Plant physiologist Shigeharu Shimamura wanted to explore how the world could keep up with the increasing food demand while lowering environmental risks, so he built one of the world's largest indoor farms in Japan. The farm opened in July and is producing up to 10,000 lettuce heads per day.

"I knew how to grow good vegetables biologically and I wanted to integrate that knowledge with hardware to make things happen," Shimamura told The Independent.

The climate-controlled room is powered by LED fixtures, which were built by American multinational General Electric. These fixtures emit light at the most ideal wavelengths for plant growth and give those working at the plant the power to control the night and day cycles.

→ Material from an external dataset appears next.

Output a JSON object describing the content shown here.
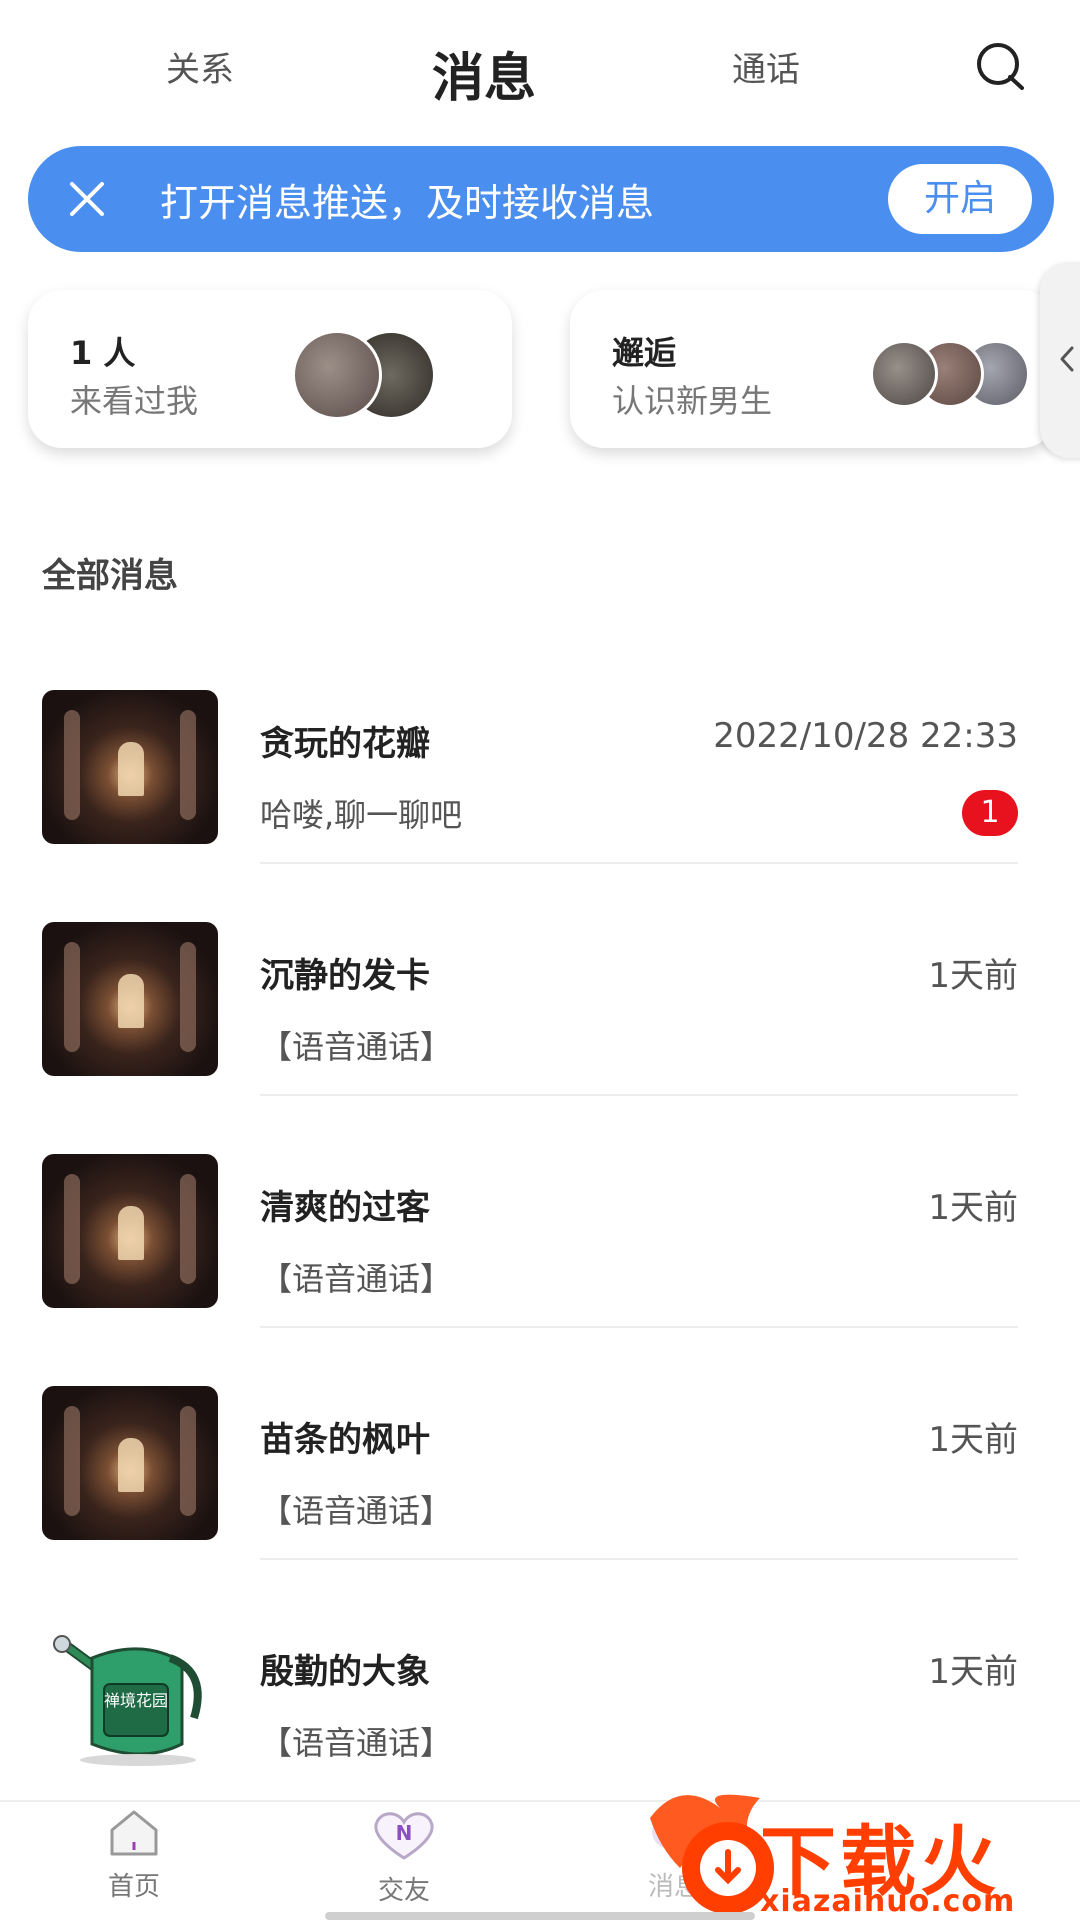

Workers at the plant can also control temperature, humidity and irrigation. This allows them to cut down water usage to 1 percent of what's needed by outdoor fields, while growing lettuce 2.5 times faster. Another benefit is that it preserves of water, which is becoming an expensive issue for farmers and urban consumers alike. Farming technologies, such as indoor farming, could be a solution to the cost of water and other problems.

Many farming and water technology entrepreneurs, including Aaron Mandell, co-founder of desalination plant WaterFX, have criticized investors in Silicon Valley for their lack of involvement in food and water technology. Mandell told Modern Farmer that he believes investors are more focused on "web and mobile and the next Facebook--and not very focused on drought technology."

It will be interesting to see the direction indoor farming takes as more tech entrepreneurs begin embracing new technology and investing their efforts into building indoor farms, an industry that has the potential to completely change how we view food production.